Jean Raymond Hugonet défend pour sa part une ligne nuancée sur le sujet. S’il « ne sait pas, si à l’époque, c’était une bonne chose » de voter la loi Sapin 2, il ne défend pas une modification des textes pour autant. « Je reproche souvent, quand on est parlementaire – et ça arrive de plus en plus au Sénat malheureusement – qu’on soit dans la législation d’émotion. Je ne suis pas tout à fait favorable à cela. Le remède peut devenir pire que le mal. Et on le voit en ce moment », souligne le sénateur LR de l’Essonne. Pour lui, « il ne faut pas changer la loi ». « Il ne faut pas tomber dans la législation d’émotion. Une fois que c’est fait, si on s’amuse à changer la loi tous les quatre matins, on n’y comprend plus rien », insiste Jean-Raymond Hugonnet.

« Il faudra peut-être en tirer les conséquences pour l’avenir, et peut-être faire évoluer les textes de loi », selon Hervé Marseille

De son côté, le président du groupe Union centriste, Hervé Marseille, n’écarte pas une révision de la loi. Face à un jugement « sévère », il se dit « assez mal à l’aise avec le fait qu’on empêche un candidat (…) de pouvoir concourir devant le suffrage universel ». Le président de l’UDI estime que « si le Parlement veut se saisir à nouveau de ce sujet, il le pourra, en changeant la loi. Et en faisant en sorte qu’il prévoit des peines différentes ».

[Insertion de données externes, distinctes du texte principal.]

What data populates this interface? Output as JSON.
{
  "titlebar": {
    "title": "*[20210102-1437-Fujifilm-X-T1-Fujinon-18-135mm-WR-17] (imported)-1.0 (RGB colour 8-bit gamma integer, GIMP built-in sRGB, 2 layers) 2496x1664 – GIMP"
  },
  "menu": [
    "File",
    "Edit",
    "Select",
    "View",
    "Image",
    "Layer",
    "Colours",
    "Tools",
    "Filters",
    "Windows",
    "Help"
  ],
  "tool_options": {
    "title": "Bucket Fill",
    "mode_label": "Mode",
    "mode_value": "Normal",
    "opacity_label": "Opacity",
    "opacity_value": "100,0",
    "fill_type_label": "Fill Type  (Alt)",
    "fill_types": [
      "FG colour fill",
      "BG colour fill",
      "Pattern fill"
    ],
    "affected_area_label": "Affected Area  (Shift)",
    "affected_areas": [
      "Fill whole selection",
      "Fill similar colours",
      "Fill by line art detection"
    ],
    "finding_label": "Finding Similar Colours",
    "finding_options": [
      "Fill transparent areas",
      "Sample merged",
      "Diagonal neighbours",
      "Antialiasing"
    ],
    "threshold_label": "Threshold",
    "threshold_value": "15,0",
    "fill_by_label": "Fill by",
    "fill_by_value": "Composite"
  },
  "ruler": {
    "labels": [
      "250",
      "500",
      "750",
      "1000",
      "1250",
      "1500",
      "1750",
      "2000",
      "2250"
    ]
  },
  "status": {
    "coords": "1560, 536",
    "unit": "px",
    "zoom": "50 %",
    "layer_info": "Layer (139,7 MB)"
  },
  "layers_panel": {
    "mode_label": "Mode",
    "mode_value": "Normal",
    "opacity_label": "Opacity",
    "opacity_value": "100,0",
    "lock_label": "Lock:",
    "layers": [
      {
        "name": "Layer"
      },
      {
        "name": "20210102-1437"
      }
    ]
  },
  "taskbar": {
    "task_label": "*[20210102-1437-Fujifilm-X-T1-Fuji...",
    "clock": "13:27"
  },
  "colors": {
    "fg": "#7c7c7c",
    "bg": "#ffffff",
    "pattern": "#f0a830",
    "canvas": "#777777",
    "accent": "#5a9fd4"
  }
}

« Il faudra peut-être en tirer les conséquences pour l’avenir, et peut-être il faudra faire évoluer les textes de loi », insiste-t-il. Un groupe parlementaire aura « tout loisir » de déposer un texte, « encore faut-il qu’il y ait une majorité pour s’en saisir. Notamment à l’Assemblée, ce dont je doute ». Mais pour ce qui est du cas Le Pen, pour le sénateur des Hauts-de-Seine, « les juges n’ont pas fait de politique. Ils ont appliqué la loi ». Regardez :

« Si la loi Sapin 2 permet de dire à tous les élus, attention, vous ne pouvez pas faire n’importe quoi, je pense qu’il ne faut pas la changer », soutient Patrick Kanner

Il faut aller chercher Patrick Kanner, président du groupe PS, pour réellement trouver un défenseur de la législation. « La loi Sapin 2 visait à considérer, que quand on est un homme ou une femme politique, avec des responsabilités publiques, la première qualité qu’on doit posséder, c’est la probité, l’honnêteté, le respect de la loi. Dans l’affaire de Marine Le Pen, la probité n’a pas été respectée, ni la loi. On a détourné des fonds publics. La loi Sapin 2 est extrêmement rigoureuse. C’est d’ailleurs une des dernières lois du quinquennat de François Hollande. Si elle permet de dire à tous les élus, attention, vous ne pouvez pas faire n’importe quoi, je pense qu’il ne faut pas la changer », soutient l’ancien ministre de François Hollande, invité de la matinale de Public Sénat ce mardi matin. Si « une loi peut être changée par une autre loi », pour Patrick Kanner, « non », il ne faut pas toucher à la législation actuelle, « un excellent moyen de prévention ».